Where are the forces and how are they described in differing gravitational reference frames when all of us mere mortals do push-ups?
I believe this is a variation of the all-the-Chinese-on-Earth-jump-at-once question and answer, handled by Cecil, among others. I, for one, wouldn’t mind hearing it again as put in this personal one-man setup.
I took the statement from one of many Chuck Norris lists.
When you have a system of an Earth-Human, and the human does a pushup, he (or she, as the case may be) has to exert some amount of force to accelerate themselves away from the Earth. By Newton’s Third Law of Motion (Every action has an equal and opposite reaction), the same amount of force is applied to the earth. However, by Newton’s Second Law of Motion (Force equals mass times acceleration), you can see that the acceleration required to make Mr. Norris and his 100 kilograms of mass start moving is going to have an extremely small effect on the Early and its 6x10^24 kilograms.

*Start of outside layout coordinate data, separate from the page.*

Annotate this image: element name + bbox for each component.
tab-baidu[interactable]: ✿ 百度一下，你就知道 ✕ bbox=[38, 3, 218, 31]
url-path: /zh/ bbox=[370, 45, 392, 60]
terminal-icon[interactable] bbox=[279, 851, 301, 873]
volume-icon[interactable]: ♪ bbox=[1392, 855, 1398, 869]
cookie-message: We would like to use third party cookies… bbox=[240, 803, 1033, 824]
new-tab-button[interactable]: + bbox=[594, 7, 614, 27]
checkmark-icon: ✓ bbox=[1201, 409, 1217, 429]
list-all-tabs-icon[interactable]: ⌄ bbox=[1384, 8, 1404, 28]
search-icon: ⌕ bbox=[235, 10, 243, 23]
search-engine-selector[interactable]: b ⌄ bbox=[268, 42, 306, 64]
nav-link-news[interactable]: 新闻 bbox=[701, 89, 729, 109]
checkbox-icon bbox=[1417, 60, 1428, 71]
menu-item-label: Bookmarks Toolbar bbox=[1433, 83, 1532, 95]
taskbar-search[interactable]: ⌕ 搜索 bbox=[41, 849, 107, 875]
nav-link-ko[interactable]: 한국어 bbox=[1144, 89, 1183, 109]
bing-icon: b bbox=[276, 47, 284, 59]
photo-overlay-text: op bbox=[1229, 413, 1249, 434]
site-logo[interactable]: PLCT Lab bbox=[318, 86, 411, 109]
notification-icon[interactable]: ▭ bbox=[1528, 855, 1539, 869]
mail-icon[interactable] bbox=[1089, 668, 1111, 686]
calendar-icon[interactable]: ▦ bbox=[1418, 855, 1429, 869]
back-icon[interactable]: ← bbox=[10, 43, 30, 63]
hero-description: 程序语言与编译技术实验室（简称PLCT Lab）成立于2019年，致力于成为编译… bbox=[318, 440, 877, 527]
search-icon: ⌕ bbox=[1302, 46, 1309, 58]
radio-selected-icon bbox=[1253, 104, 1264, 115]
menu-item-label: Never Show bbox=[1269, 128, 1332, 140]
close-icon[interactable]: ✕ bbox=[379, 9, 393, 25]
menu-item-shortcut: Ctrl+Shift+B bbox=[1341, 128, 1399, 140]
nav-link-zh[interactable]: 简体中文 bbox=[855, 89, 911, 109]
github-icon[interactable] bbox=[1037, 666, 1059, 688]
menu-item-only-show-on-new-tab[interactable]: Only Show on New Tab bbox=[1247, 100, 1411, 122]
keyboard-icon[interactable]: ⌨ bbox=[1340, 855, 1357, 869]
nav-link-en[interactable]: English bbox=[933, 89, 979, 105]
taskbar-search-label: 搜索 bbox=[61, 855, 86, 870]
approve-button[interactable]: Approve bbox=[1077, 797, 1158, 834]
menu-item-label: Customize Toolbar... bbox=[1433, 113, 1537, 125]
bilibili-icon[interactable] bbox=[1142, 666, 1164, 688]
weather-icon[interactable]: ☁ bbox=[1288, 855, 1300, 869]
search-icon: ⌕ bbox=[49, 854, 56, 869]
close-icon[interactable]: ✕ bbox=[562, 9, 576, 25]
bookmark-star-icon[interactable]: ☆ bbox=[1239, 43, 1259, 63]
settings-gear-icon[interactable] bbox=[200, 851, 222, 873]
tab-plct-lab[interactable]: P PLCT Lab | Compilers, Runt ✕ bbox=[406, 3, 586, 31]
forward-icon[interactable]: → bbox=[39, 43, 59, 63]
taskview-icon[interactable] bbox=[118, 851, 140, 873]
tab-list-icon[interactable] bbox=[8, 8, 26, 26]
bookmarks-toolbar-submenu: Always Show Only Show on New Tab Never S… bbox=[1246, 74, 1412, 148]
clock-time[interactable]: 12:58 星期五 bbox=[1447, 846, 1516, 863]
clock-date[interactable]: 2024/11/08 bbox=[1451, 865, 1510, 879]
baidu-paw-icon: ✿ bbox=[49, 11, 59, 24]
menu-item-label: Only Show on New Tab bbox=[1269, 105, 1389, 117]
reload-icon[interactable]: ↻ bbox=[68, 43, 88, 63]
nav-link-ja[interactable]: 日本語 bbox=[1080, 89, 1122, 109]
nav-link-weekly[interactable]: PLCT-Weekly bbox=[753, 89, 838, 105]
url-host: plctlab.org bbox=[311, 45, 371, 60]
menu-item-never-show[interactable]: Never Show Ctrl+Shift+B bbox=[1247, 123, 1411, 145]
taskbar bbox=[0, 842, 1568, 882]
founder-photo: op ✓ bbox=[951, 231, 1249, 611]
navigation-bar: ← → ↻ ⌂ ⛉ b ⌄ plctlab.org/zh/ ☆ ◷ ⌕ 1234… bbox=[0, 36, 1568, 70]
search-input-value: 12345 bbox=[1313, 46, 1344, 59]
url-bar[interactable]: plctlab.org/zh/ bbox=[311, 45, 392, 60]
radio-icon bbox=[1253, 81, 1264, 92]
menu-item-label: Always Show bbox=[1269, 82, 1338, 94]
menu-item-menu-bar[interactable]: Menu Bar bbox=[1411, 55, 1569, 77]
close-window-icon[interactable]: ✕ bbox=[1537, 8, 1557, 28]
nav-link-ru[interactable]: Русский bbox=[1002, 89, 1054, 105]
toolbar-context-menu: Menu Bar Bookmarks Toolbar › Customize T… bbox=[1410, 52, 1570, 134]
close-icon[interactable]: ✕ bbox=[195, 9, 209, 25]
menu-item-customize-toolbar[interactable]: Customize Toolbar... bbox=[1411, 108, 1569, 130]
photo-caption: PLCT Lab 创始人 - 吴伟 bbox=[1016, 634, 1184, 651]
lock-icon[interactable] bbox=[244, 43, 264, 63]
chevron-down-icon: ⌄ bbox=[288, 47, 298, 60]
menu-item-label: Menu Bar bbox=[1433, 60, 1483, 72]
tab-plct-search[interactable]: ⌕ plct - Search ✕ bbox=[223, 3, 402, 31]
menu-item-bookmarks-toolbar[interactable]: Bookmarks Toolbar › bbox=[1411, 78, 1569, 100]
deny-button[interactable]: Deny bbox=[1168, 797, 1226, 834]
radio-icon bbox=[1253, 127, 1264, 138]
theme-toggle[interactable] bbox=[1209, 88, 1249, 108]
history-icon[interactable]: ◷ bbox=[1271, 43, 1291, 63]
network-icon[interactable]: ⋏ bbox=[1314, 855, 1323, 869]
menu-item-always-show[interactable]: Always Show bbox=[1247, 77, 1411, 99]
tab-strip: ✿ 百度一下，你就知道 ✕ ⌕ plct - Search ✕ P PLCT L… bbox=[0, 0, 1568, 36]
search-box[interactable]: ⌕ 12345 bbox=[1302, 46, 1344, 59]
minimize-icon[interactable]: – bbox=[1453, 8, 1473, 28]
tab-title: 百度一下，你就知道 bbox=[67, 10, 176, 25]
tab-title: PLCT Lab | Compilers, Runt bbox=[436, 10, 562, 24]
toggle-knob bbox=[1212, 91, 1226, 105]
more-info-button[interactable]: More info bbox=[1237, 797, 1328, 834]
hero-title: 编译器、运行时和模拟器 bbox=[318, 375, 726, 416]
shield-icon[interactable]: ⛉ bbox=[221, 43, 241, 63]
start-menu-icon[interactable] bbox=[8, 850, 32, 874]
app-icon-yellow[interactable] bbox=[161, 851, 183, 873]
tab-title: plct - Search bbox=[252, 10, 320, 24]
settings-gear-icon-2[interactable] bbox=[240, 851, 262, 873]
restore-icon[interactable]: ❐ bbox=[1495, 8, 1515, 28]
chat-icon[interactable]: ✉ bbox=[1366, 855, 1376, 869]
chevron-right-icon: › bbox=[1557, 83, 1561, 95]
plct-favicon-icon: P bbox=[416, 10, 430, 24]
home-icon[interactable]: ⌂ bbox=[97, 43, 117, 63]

So yes, when Chuck Norris does a push up, he’s pushing the Earth away. The Earth is also being pushed away when you do a push up. It’s just moving away by something on the order of 10^-22 meters. Which is much less than the width of an atom, if I remember my “size of an election cloud” lecture from high school physics.
I remember someone talking about an episode of Super Friends where Superman moved the Earth for some reason. They commented about how to the people on earth it would just look like Supes was doing a handstand.
“Gee Superman, not one of your most impressive stunts.”
It’s not really relevant to the question, no. But Mr. Norris is an American Martial artist turned action film/TV star, who was the subject of a set of memes about all the “amazing” things he can do in the early 2000s.
Well, if Australia and the US were antipodes, yes. They are slightly offset but the concept is right.
This would all be true, until Chuck Norris roundhouse kicks Isaac Newton (gently, we need him alive) until Norris gets a blanket exception to all of Newton’s laws.
I bought that comic book when I was a kid. There was an issue–I’m guessing it was in 1965 ± 2 years–where he was supposed to do some number of amazing feats, I can’t remember why, and one of them was moving the earth just as you described.